In a profession concerned with human occupational activity, and therefore facilitating people in virtually all aspects of human life in which they want to participate, occupational therapists are at risk of taking on a greater range of knowledge than they (or anyone else) can really hope to assimilate. Even dominant occupational therapy perspectives have been made only partially available across language and cultural barriers, with consequent differences and confusions about the implementation of ideas in other localities (Kondo, 2004, Iwama, 2005 and Odawara, 2005).

Given these circumstances the dissemination of ideas is partial and generally one way. The distribution of knowledge and the accessibility of research and literature searching procedures favour a market in which the English language prevails. This produces exclusions, because people either cannot access knowledge or cannot share or distribute it. If the approach being implemented cannot address the needs of the person the therapist is working with, there is a danger that the therapist is actually operating a mechanism for exclusion rather than a technology for treatment. Resolution often requires an adaptation, based in local needs (Kondo 2004). Therefore the term ‘rehabilitation’ is not always useful where it applies to communities if it is associated with the acceptance of values or compliance with a ‘normality’ that may not actually be shared.

Occupational apartheid is about systematic exclusion. Confronting situations and approaches that perpetuate it are, we suggest, at the heart and soul of occupational therapy practice. Every society contains invisible voices, whether street children or psychiatric survivors, voices of people who are marginalized through race, culture, disability, sex, economics or educational level, and often, through their concern with human activity, occupational therapists and other health and social care professionals are concerned with eliciting these narratives in order to work out solutions to their problems. Invisibility can occur whether or not facilities exist to address a particular issue. Workers attached to services may not be sufficiently empowered to obtain the resources they need, or problems may be ignored simply because they are not heard at all and no agency exists to address them.



The development of political skills and awareness: politics as a human occupation


In the opening chapter of our previous book (Kronenberg & Pollard 2005b), we set out a series of principles. One of these is that ‘everybody is responsible for everything’. This does not mean that occupational therapy should include every dimension of every occupational problem. Instead what it suggests is a principle of contiguity, of interconnectivity between all people, something that is entirely compatible with the feminine origins of the profession and with the best of its practice (Pollard & Walsh 2000). This contiguity is something that cannot be insular but of its nature must reach out and connect, just as individuals must recognize the connection they have with the community and society around them.

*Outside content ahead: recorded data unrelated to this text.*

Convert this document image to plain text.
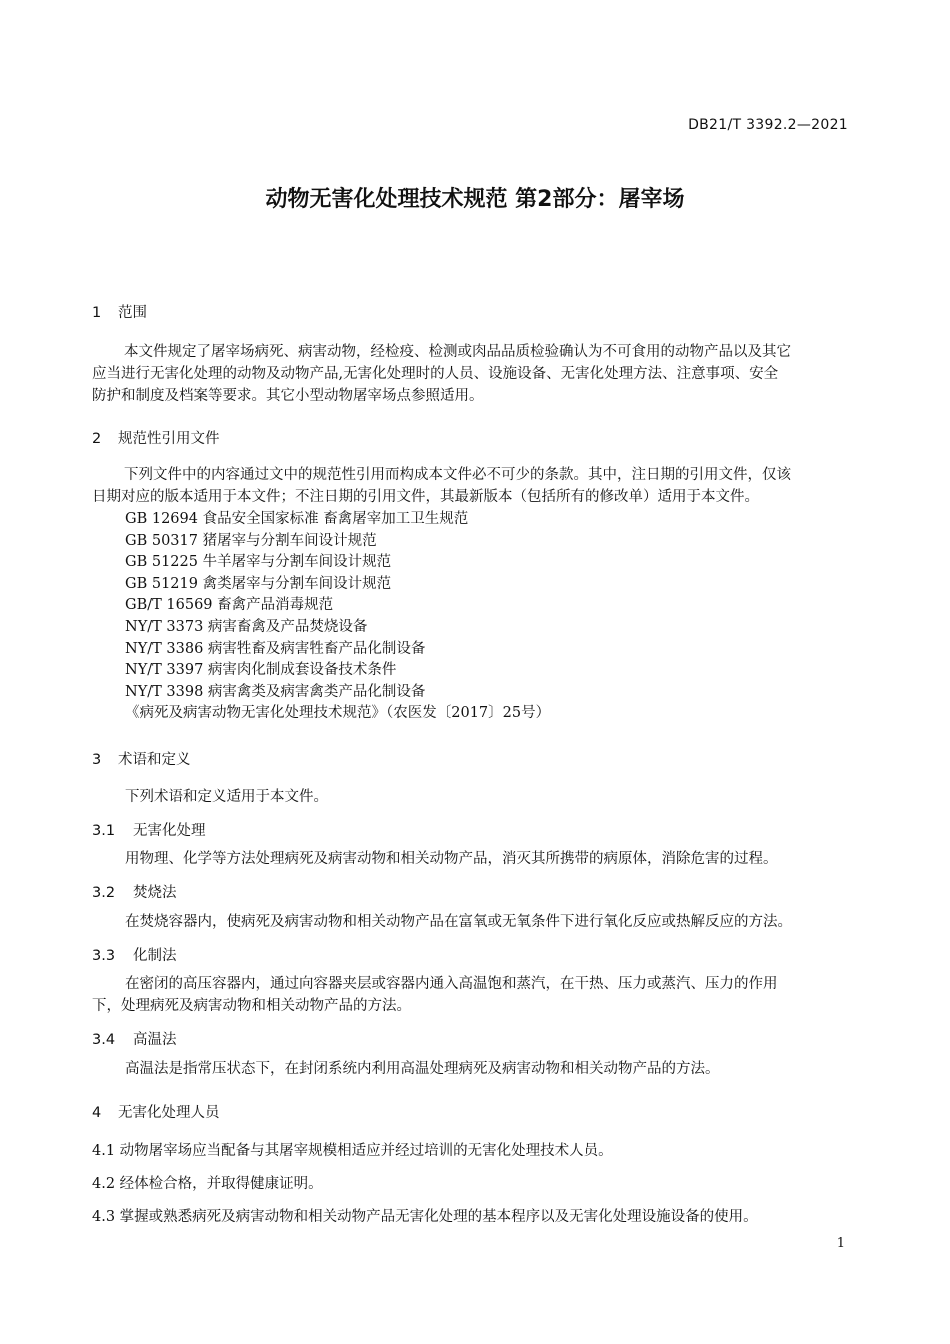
DB21/T 3392.2—2021
动物无害化处理技术规范 第2部分：屠宰场
1 范围
本文件规定了屠宰场病死、病害动物，经检疫、检测或肉品品质检验确认为不可食用的动物产品以及其它
应当进行无害化处理的动物及动物产品,无害化处理时的人员、设施设备、无害化处理方法、注意事项、安全
防护和制度及档案等要求。其它小型动物屠宰场点参照适用。
2 规范性引用文件
下列文件中的内容通过文中的规范性引用而构成本文件必不可少的条款。其中，注日期的引用文件，仅该
日期对应的版本适用于本文件；不注日期的引用文件，其最新版本（包括所有的修改单）适用于本文件。
GB 12694 食品安全国家标准 畜禽屠宰加工卫生规范
GB 50317 猪屠宰与分割车间设计规范
GB 51225 牛羊屠宰与分割车间设计规范
GB 51219 禽类屠宰与分割车间设计规范
GB/T 16569 畜禽产品消毒规范
NY/T 3373 病害畜禽及产品焚烧设备
NY/T 3386 病害牲畜及病害牲畜产品化制设备
NY/T 3397 病害肉化制成套设备技术条件
NY/T 3398 病害禽类及病害禽类产品化制设备
《病死及病害动物无害化处理技术规范》（农医发〔2017〕25号）
3 术语和定义
下列术语和定义适用于本文件。
3.1 无害化处理
用物理、化学等方法处理病死及病害动物和相关动物产品，消灭其所携带的病原体，消除危害的过程。
3.2 焚烧法
在焚烧容器内，使病死及病害动物和相关动物产品在富氧或无氧条件下进行氧化反应或热解反应的方法。
3.3 化制法
在密闭的高压容器内，通过向容器夹层或容器内通入高温饱和蒸汽，在干热、压力或蒸汽、压力的作用
下，处理病死及病害动物和相关动物产品的方法。
3.4 高温法
高温法是指常压状态下，在封闭系统内利用高温处理病死及病害动物和相关动物产品的方法。
4 无害化处理人员
4.1 动物屠宰场应当配备与其屠宰规模相适应并经过培训的无害化处理技术人员。
4.2 经体检合格，并取得健康证明。
4.3 掌握或熟悉病死及病害动物和相关动物产品无害化处理的基本程序以及无害化处理设施设备的使用。
1
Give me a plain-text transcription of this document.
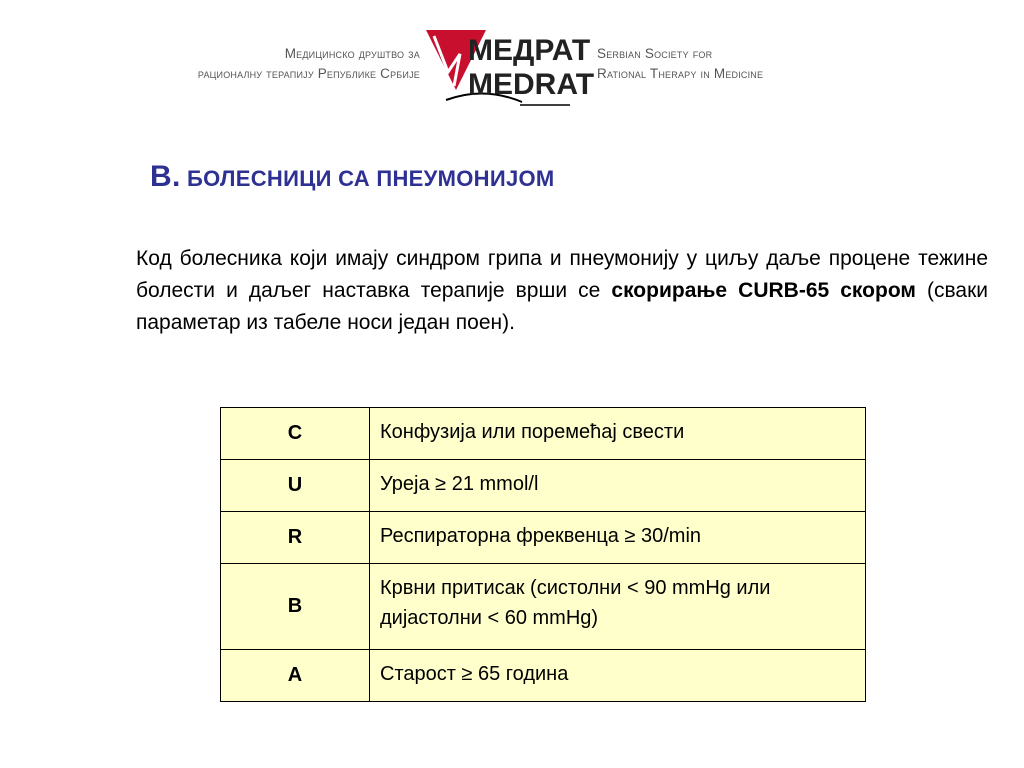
Медицинско друштво за
рационалну терапију Републике Србије
МЕДРАТ
MEDRAT
Serbian Society for
Rational Therapy in Medicine
B. БОЛЕСНИЦИ СА ПНЕУМОНИЈОМ
Код болесника који имају синдром грипа и пнеумонију у циљу даље процене тежине болести и даљег наставка терапије врши се скорирање CURB-65 скором (сваки параметар из табеле носи један поен).
C	Конфузија или поремећај свести
U	Уреја ≥ 21 mmol/l
R	Респираторна фреквенца ≥ 30/min
B	Крвни притисак (систолни < 90 mmHg или дијастолни < 60 mmHg)
A	Старост ≥ 65 година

This process of making connections is something that begins very early on in human life. In early infancy a child is entirely focused on its own needs, perceiving its mother almost as an extension of itself (Winnicott 1992). Later it begins to recognize that its mother is absent at times but returns at others, and that it can survive and continue independently in the gaps in her presence (Winnicott, 1990 and Bowlby, 1992). The child becomes aware of its separate existence, becomes increasingly self-reliant, sustaining an understanding of its continuous existence by symbolizing the presence of its mother through a transitional object, such as a blanket or comforter.

Children soon acquire attachments to other aspects of their environment, regular routines and preferences (Bowlby 1992). They seek to maintain the security that these routines give them, demanding that Mummy, not Daddy, reads the bedtime story but on occasion, because it is a novelty, that Daddy, not Mummy, reads the bedtime story. These are early experiments with power and influence. ‘I want Mummy’ is a statement of need but it can also be a political statement if, for example, Daddy has just reprimanded the child and it hopes that Mummy will contradict Daddy’s admonishment. Mummy and Daddy inevitably differ, no matter how much they may try to cooperate to offer consistent parenting, and from this the child will learn about situations where it can try and produce conflicts – for example to get the sweets that the other parent has said should wait till after mealtime, ‘But Mummy said I could have them’.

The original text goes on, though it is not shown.